On June 10, the CFX price bounced off the channel's support line and started an upward movement in the direction of resistance. However, it bounced off the midline of the channel (red circle) and has been declining ever since. This is considered a bearish sign.
If the decline continues, CFX may fall to the $0.14 support level formed by the channel's support line and the $0.14 horizontal support area. On the other hand, if the CFX breaks above the midline of the channel, then the most likely scenario would be for the token to rise towards the resistance line.
Synthetix (SNX) wins a key horizontal layer
The price of SNX has been rising since June 10 and eventually recovered above the important horizontal area of $2. Previously, it seemed that the token had made a bearish breakout of this level. However, the rise in price proved that the previous breakout was only a deviation.

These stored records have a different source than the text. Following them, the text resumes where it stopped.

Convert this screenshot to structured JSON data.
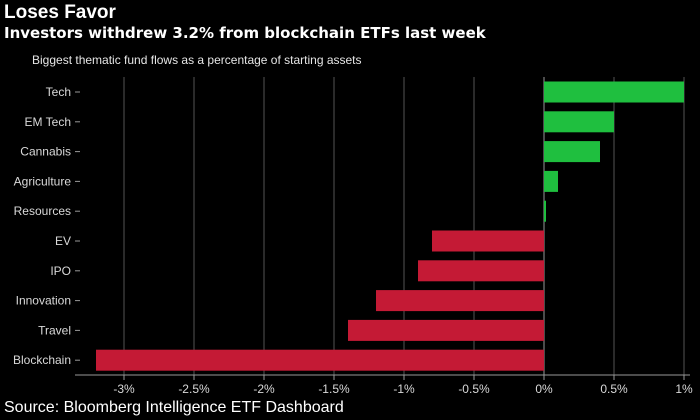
{
  "title": "Loses Favor",
  "subtitle": "Investors withdrew 3.2% from blockchain ETFs last week",
  "source": "Source: Bloomberg Intelligence ETF Dashboard",
  "chart_data": {
    "type": "bar",
    "orientation": "horizontal",
    "title": "Biggest thematic fund flows as a percentage of starting assets",
    "categories": [
      "Tech",
      "EM Tech",
      "Cannabis",
      "Agriculture",
      "Resources",
      "EV",
      "IPO",
      "Innovation",
      "Travel",
      "Blockchain"
    ],
    "values": [
      1.0,
      0.5,
      0.4,
      0.1,
      0.01,
      -0.8,
      -0.9,
      -1.2,
      -1.4,
      -3.2
    ],
    "xlabel": "",
    "ylabel": "",
    "xlim": [
      -3.35,
      1.0
    ],
    "xticks": [
      -3,
      -2.5,
      -2,
      -1.5,
      -1,
      -0.5,
      0,
      0.5,
      1
    ],
    "xtick_labels": [
      "-3%",
      "-2.5%",
      "-2%",
      "-1.5%",
      "-1%",
      "-0.5%",
      "0%",
      "0.5%",
      "1%"
    ],
    "grid": "vertical",
    "colors": {
      "positive": "#1fbf3f",
      "negative": "#c41a35",
      "grid": "#555555"
    }
  }
}
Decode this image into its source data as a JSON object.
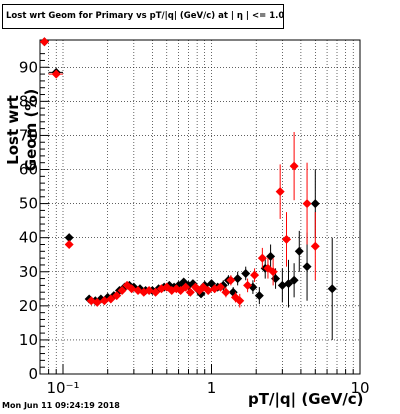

If the rise continues, SNX could move towards the long-term downward resistance line at $2.50. However, if the price closes below the $2 area, a fall to a yearly low of $1.30 is likely.
Stellar (XLM) closes the list of outsider altcoins of the week
Closes the list of loser altcoins Stellar. On June 30, the price reached a new one-year high of $0.12. However, despite the growth, it failed to make a clean breakout and close above the $0.11 resistance area. Instead, it has formed a long top wick (red icon), which is considered a sign of pressure from sellers.
After that, the token has been declining at an accelerated pace and is currently approaching the $0.09 support area.
If XLM makes a rebound, it may try to break above $0.11. However, in case of a bearish breakout, we can expect a decline to the next support at $0.08.